Perceptions of Cognitive and Affective Empathetic Statements by Socially Assistive Robots
Christopher Birmingham, Ashley Perez, Maja Mataric

HRI 2022
Session: Perceptions of Robots and Humans (2)

Abstract
Communicating empathy is important for building relationships in numerous contexts. Consequently, the failure of robots to be perceived as empathetic by human users could be detrimental to developing effective human-robot interaction. Work on computational models of empathy has been growing rapidly, reflecting the importance of this ability for machines. Despite growing recent work, there remain unanswered questions about how users perceive different forms of empathetic expression by robots and how attitudes towards robots may mediate perceptions of robot empathy. Do people really believe that robots can feel or understand emotions? This work studied the difference in viewers' perceptions of cognitive and affective empathetic statements made by a robot in response to human disclosure. In a within-subjects study, participants (n=111) watched videos in which a human disclosed negative emotions around COVID-19, and a robot responded with either affective or cognitive empathetic responses.

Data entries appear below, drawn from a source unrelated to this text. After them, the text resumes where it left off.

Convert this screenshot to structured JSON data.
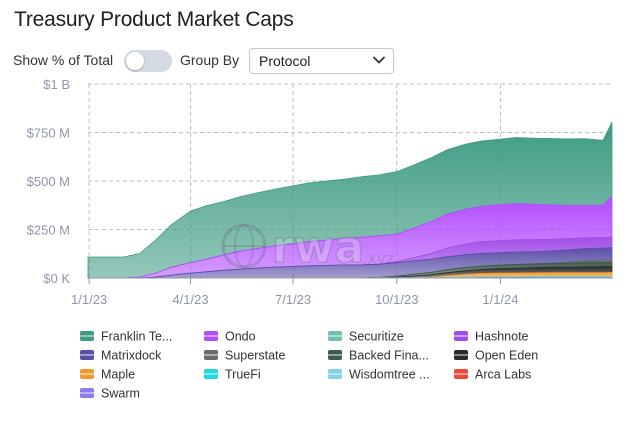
{
  "title": "Treasury Product Market Caps",
  "controls": {
    "show_pct_label": "Show % of Total",
    "show_pct_on": false,
    "group_by_label": "Group By",
    "group_by_value": "Protocol"
  },
  "watermark": {
    "text": "rwa",
    "suffix": ".xyz"
  },
  "chart_data": {
    "type": "area",
    "stacked": true,
    "ylabel": "",
    "xlabel": "",
    "ylim": [
      0,
      1000
    ],
    "y_unit": "M",
    "y_ticks": [
      0,
      250,
      500,
      750,
      1000
    ],
    "y_tick_labels": [
      "$0 K",
      "$250 M",
      "$500 M",
      "$750 M",
      "$1 B"
    ],
    "xlim": [
      "2022-12-31",
      "2024-04-09"
    ],
    "x_ticks": [
      "2023-01-01",
      "2023-04-01",
      "2023-07-01",
      "2023-10-01",
      "2024-01-01"
    ],
    "x_tick_labels": [
      "1/1/23",
      "4/1/23",
      "7/1/23",
      "10/1/23",
      "1/1/24"
    ],
    "grid": true,
    "legend_position": "bottom",
    "x": [
      "2022-12-31",
      "2023-01-15",
      "2023-02-01",
      "2023-02-15",
      "2023-03-01",
      "2023-03-15",
      "2023-04-01",
      "2023-04-15",
      "2023-05-01",
      "2023-05-15",
      "2023-06-01",
      "2023-06-15",
      "2023-07-01",
      "2023-07-15",
      "2023-08-01",
      "2023-08-15",
      "2023-09-01",
      "2023-09-15",
      "2023-10-01",
      "2023-10-15",
      "2023-11-01",
      "2023-11-15",
      "2023-12-01",
      "2023-12-15",
      "2024-01-01",
      "2024-01-15",
      "2024-02-01",
      "2024-02-15",
      "2024-03-01",
      "2024-03-15",
      "2024-04-01",
      "2024-04-09"
    ],
    "series": [
      {
        "name": "Swarm",
        "color": "#8b7cf6",
        "values": [
          0,
          0,
          0,
          0,
          0,
          0,
          0,
          0,
          0,
          0,
          0,
          0,
          0,
          0,
          0,
          0,
          0,
          0,
          0,
          0,
          0,
          0,
          0,
          0,
          0,
          0,
          0,
          0,
          0,
          0,
          0,
          0
        ]
      },
      {
        "name": "Arca Labs",
        "color": "#f0483e",
        "values": [
          0,
          0,
          0,
          0,
          0,
          0,
          0,
          0,
          0,
          0,
          0,
          0,
          0,
          0,
          0,
          0,
          0,
          0,
          0,
          0,
          0,
          0,
          0,
          2,
          2,
          2,
          2,
          2,
          2,
          2,
          2,
          2
        ]
      },
      {
        "name": "Wisdomtree ...",
        "color": "#7fd3e8",
        "values": [
          0,
          0,
          0,
          0,
          0,
          0,
          0,
          0,
          0,
          0,
          0,
          0,
          0,
          0,
          0,
          0,
          0,
          1,
          1,
          2,
          2,
          3,
          3,
          3,
          4,
          4,
          4,
          5,
          5,
          5,
          5,
          6
        ]
      },
      {
        "name": "TrueFi",
        "color": "#22d8dc",
        "values": [
          0,
          0,
          0,
          0,
          0,
          0,
          0,
          0,
          0,
          0,
          0,
          0,
          0,
          0,
          0,
          0,
          0,
          0,
          0,
          0,
          0,
          0,
          1,
          1,
          1,
          1,
          2,
          2,
          2,
          2,
          2,
          2
        ]
      },
      {
        "name": "Maple",
        "color": "#f39a2c",
        "values": [
          0,
          0,
          0,
          0,
          0,
          0,
          0,
          0,
          0,
          0,
          0,
          0,
          0,
          0,
          0,
          0,
          0,
          0,
          0,
          0,
          3,
          10,
          15,
          18,
          19,
          19,
          19,
          19,
          19,
          19,
          19,
          19
        ]
      },
      {
        "name": "Open Eden",
        "color": "#2b2b2b",
        "values": [
          0,
          0,
          0,
          0,
          0,
          0,
          0,
          0,
          0,
          0,
          0,
          0,
          0,
          0,
          0,
          0,
          0,
          0,
          3,
          8,
          12,
          15,
          18,
          20,
          22,
          24,
          26,
          27,
          28,
          29,
          30,
          30
        ]
      },
      {
        "name": "Backed Fina...",
        "color": "#3d5a4e",
        "values": [
          0,
          0,
          0,
          0,
          0,
          0,
          0,
          0,
          0,
          0,
          0,
          0,
          0,
          0,
          0,
          0,
          0,
          2,
          6,
          9,
          12,
          15,
          17,
          18,
          19,
          20,
          20,
          21,
          21,
          22,
          22,
          22
        ]
      },
      {
        "name": "Superstate",
        "color": "#6b6b6b",
        "values": [
          0,
          0,
          0,
          0,
          0,
          0,
          0,
          0,
          0,
          0,
          0,
          0,
          0,
          0,
          0,
          0,
          0,
          0,
          0,
          0,
          0,
          0,
          0,
          0,
          0,
          0,
          0,
          0,
          5,
          10,
          12,
          13
        ]
      },
      {
        "name": "Matrixdock",
        "color": "#5a4fa8",
        "values": [
          0,
          0,
          0,
          0,
          5,
          15,
          25,
          32,
          40,
          46,
          52,
          56,
          60,
          63,
          65,
          67,
          68,
          68,
          69,
          69,
          68,
          67,
          66,
          65,
          64,
          64,
          63,
          63,
          63,
          62,
          62,
          62
        ]
      },
      {
        "name": "Hashnote",
        "color": "#a24de8",
        "values": [
          0,
          0,
          0,
          0,
          0,
          0,
          0,
          0,
          0,
          0,
          0,
          0,
          0,
          0,
          0,
          0,
          0,
          0,
          5,
          15,
          30,
          45,
          55,
          60,
          62,
          63,
          62,
          60,
          58,
          56,
          55,
          55
        ]
      },
      {
        "name": "Ondo",
        "color": "#b34cff",
        "values": [
          0,
          0,
          0,
          5,
          20,
          40,
          55,
          65,
          80,
          92,
          102,
          110,
          117,
          124,
          131,
          137,
          142,
          147,
          142,
          152,
          164,
          175,
          180,
          182,
          185,
          187,
          182,
          178,
          172,
          168,
          165,
          210
        ]
      },
      {
        "name": "Securitize",
        "color": "#6fbfae",
        "values": [
          0,
          0,
          0,
          0,
          0,
          0,
          0,
          0,
          0,
          0,
          0,
          0,
          0,
          0,
          0,
          0,
          0,
          0,
          0,
          0,
          0,
          0,
          0,
          0,
          0,
          0,
          0,
          0,
          0,
          0,
          1,
          2
        ]
      },
      {
        "name": "Franklin Te...",
        "color": "#3d9b82",
        "values": [
          108,
          108,
          108,
          122,
          170,
          220,
          265,
          275,
          275,
          281,
          287,
          292,
          298,
          303,
          305,
          305,
          313,
          313,
          322,
          325,
          330,
          332,
          335,
          337,
          338,
          340,
          340,
          342,
          342,
          343,
          335,
          380
        ]
      }
    ]
  },
  "legend": [
    {
      "label": "Franklin Te...",
      "color": "#3d9b82"
    },
    {
      "label": "Ondo",
      "color": "#b34cff"
    },
    {
      "label": "Securitize",
      "color": "#6fbfae"
    },
    {
      "label": "Hashnote",
      "color": "#a24de8"
    },
    {
      "label": "Matrixdock",
      "color": "#5a4fa8"
    },
    {
      "label": "Superstate",
      "color": "#6b6b6b"
    },
    {
      "label": "Backed Fina...",
      "color": "#3d5a4e"
    },
    {
      "label": "Open Eden",
      "color": "#2b2b2b"
    },
    {
      "label": "Maple",
      "color": "#f39a2c"
    },
    {
      "label": "TrueFi",
      "color": "#22d8dc"
    },
    {
      "label": "Wisdomtree ...",
      "color": "#7fd3e8"
    },
    {
      "label": "Arca Labs",
      "color": "#f0483e"
    },
    {
      "label": "Swarm",
      "color": "#8b7cf6"
    }
  ]
}
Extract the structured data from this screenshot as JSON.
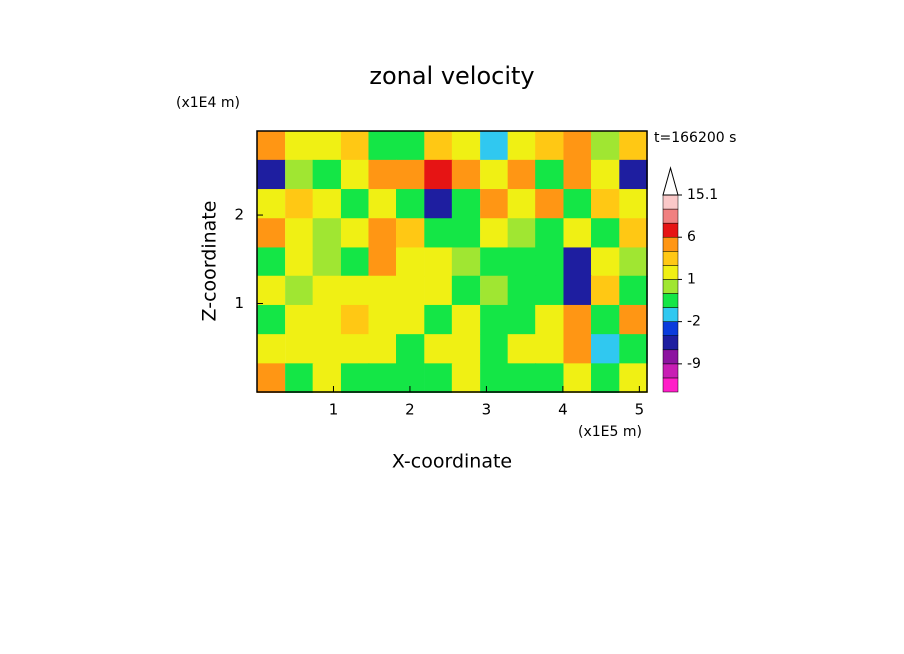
{
  "chart_data": {
    "type": "contour",
    "title": "zonal velocity",
    "y_unit": "(x1E4 m)",
    "x_unit": "(x1E5 m)",
    "xlabel": "X-coordinate",
    "ylabel": "Z-coordinate",
    "time_label": "t=166200 s",
    "xlim": [
      0,
      5.1
    ],
    "ylim": [
      0,
      2.95
    ],
    "xticks": [
      1,
      2,
      3,
      4,
      5
    ],
    "yticks": [
      1,
      2
    ],
    "field": {
      "x": [
        0.18,
        0.55,
        0.91,
        1.28,
        1.64,
        2.0,
        2.37,
        2.73,
        3.1,
        3.46,
        3.82,
        4.19,
        4.55,
        4.92
      ],
      "z": [
        2.79,
        2.46,
        2.13,
        1.8,
        1.47,
        1.15,
        0.82,
        0.49,
        0.16
      ],
      "values": [
        [
          3,
          1,
          1,
          2,
          -1,
          -1,
          2,
          1,
          -2,
          1,
          2,
          3,
          0,
          2
        ],
        [
          -6,
          0,
          -1,
          1,
          3,
          3,
          6,
          3,
          1,
          3,
          -1,
          3,
          1,
          -6
        ],
        [
          1,
          2,
          1,
          -1,
          1,
          -1,
          -5,
          -1,
          3,
          1,
          3,
          -1,
          2,
          1
        ],
        [
          3,
          1,
          0,
          1,
          3,
          2,
          -0.5,
          -1,
          1,
          0,
          -0.5,
          1,
          -1,
          2
        ],
        [
          -0.5,
          1,
          0,
          -0.5,
          3,
          1,
          1,
          0,
          -0.5,
          -1,
          -0.5,
          -5,
          1,
          0
        ],
        [
          1,
          0,
          1,
          1,
          1,
          1,
          1,
          -0.5,
          0,
          -0.5,
          -0.5,
          -6,
          2,
          -1
        ],
        [
          -0.5,
          1,
          1,
          2,
          1,
          1,
          -0.5,
          1,
          -0.5,
          -0.5,
          1,
          3,
          -1,
          3
        ],
        [
          1,
          1,
          1,
          1,
          1,
          -0.5,
          1,
          1,
          -0.5,
          1,
          1,
          3,
          -2,
          -0.5
        ],
        [
          3,
          -0.5,
          1,
          -0.5,
          -0.5,
          -0.5,
          -0.5,
          1,
          -0.5,
          -1,
          -0.5,
          1,
          -1,
          1
        ]
      ]
    },
    "colorbar": {
      "levels": [
        -16,
        -12,
        -9,
        -6,
        -4,
        -2,
        -1,
        0,
        1,
        2,
        3,
        6,
        9,
        12,
        15.1
      ],
      "colors": [
        "#ff1ec8",
        "#c81eb4",
        "#8c14a0",
        "#1e1ea0",
        "#0a3cdc",
        "#30c8f0",
        "#14e646",
        "#a0e632",
        "#f0f014",
        "#ffc814",
        "#ff9614",
        "#e61414",
        "#f08080",
        "#fac8c8"
      ],
      "ticks": [
        15.1,
        6,
        1,
        -2,
        -9
      ]
    }
  }
}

Using an adapted version of the Robot's Perceived Empathy (RoPE) scale, participants rated their perceptions of the robot’s empathy in both cases. We found that participants perceived the robot that made affective empathetic statements as being more empathetic that the robot that made cognitive empathetic statements; we also found that participants with more negative attitudes toward robots were more likely to rate the cognitive condition as more empathetic than the affective condition. These results inform HRI in general and future work into developing robots that will be perceived as empathetic and could personalize empathetic responses to each user.